Editors at National Review Online analyze President-elect Donald Trump’s approach to filling top jobs dealing with energy issues.

Joe Biden had a whole-of-government approach for green energy. Donald Trump is assembling a whole-of-government approach for energy. The omission of that one word makes a big difference.

Trump will appoint Chris Wright to be secretary of energy. Wright is the CEO of fracking firm Liberty Energy. He has said, “There is no climate crisis and we are not in the midst of an energy transition either.” Stuff like that comes as a shock to the media and the global environmental movement who can’t stop writing and advocating about those two things, but he’s correct on both counts. Climate change may pose challenges, but they are manageable challenges. And, a true energy transition is a long way off: Currently, green energy is more of an addition to global supply than anything else. It will be a relief to have leadership tethered to reality rather than alarmism and central-planning schemes praised as “ambitious” by our moral superiors.

Excepting the pandemic anomaly of 2020, U.S. carbon emissions per capita last year were the lowest they have been since 1939. They were highest in 1973 and have been in steep decline for the past 20 years. This follows a similar pattern in other wealthy countries where continued economic growth — not the “degrowth” some environmentalists want — has coincided with a reduction in per capita emissions.

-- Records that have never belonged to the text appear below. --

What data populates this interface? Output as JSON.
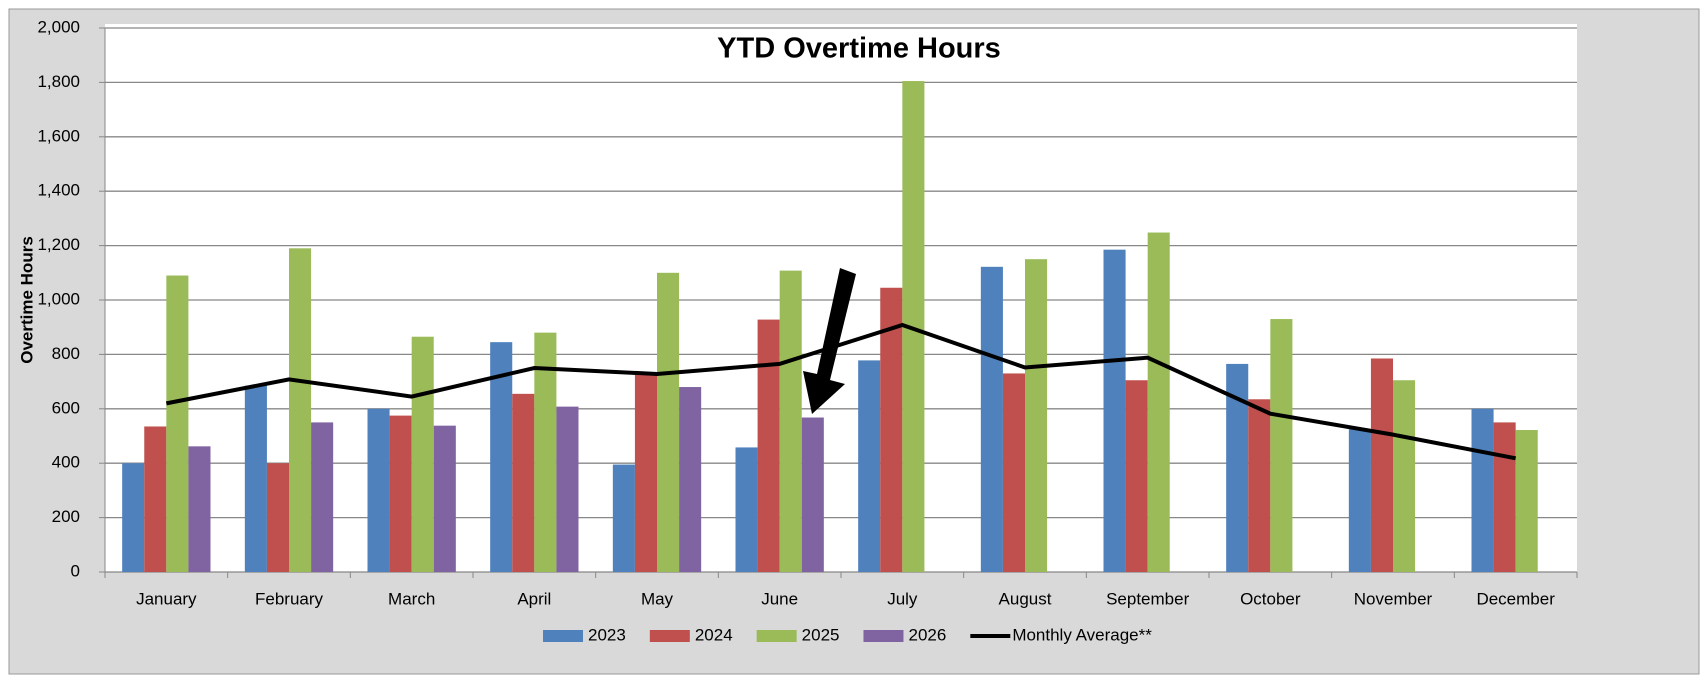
{
  "chart_data": {
    "type": "bar",
    "title": "YTD Overtime Hours",
    "ylabel": "Overtime Hours",
    "categories": [
      "January",
      "February",
      "March",
      "April",
      "May",
      "June",
      "July",
      "August",
      "September",
      "October",
      "November",
      "December"
    ],
    "series": [
      {
        "name": "2023",
        "color": "#4f81bd",
        "values": [
          400,
          685,
          600,
          845,
          395,
          458,
          778,
          1122,
          1185,
          765,
          525,
          600
        ]
      },
      {
        "name": "2024",
        "color": "#c0504d",
        "values": [
          535,
          400,
          575,
          655,
          725,
          928,
          1045,
          730,
          705,
          635,
          785,
          550
        ]
      },
      {
        "name": "2025",
        "color": "#9bbb59",
        "values": [
          1090,
          1190,
          865,
          880,
          1100,
          1108,
          1805,
          1150,
          1248,
          930,
          705,
          522
        ]
      },
      {
        "name": "2026",
        "color": "#8064a2",
        "values": [
          462,
          550,
          538,
          608,
          680,
          568,
          null,
          null,
          null,
          null,
          null,
          null
        ]
      },
      {
        "name": "Monthly Average**",
        "color": "#000000",
        "type": "line",
        "values": [
          620,
          708,
          645,
          750,
          728,
          765,
          908,
          752,
          788,
          582,
          505,
          418
        ]
      }
    ],
    "ylim": [
      0,
      2000
    ],
    "yticks": [
      0,
      200,
      400,
      600,
      800,
      {
        "value": 1000,
        "label": "1,000"
      },
      {
        "value": 1200,
        "label": "1,200"
      },
      {
        "value": 1400,
        "label": "1,400"
      },
      {
        "value": 1600,
        "label": "1,600"
      },
      {
        "value": 1800,
        "label": "1,800"
      },
      {
        "value": 2000,
        "label": "2,000"
      }
    ],
    "grid": true,
    "legend": "bottom"
  }
}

Total U.S. greenhouse-gas emissions peaked in 2005. They have declined as fracking has become widespread and the population has continued to increase. Wright will be attacked as anti-environment, yet by making natural gas more plentiful as a replacement for coal in electricity generation, fracking has helped the environment more than every road-blocking protest and project-blocking lawsuit from the green movement combined.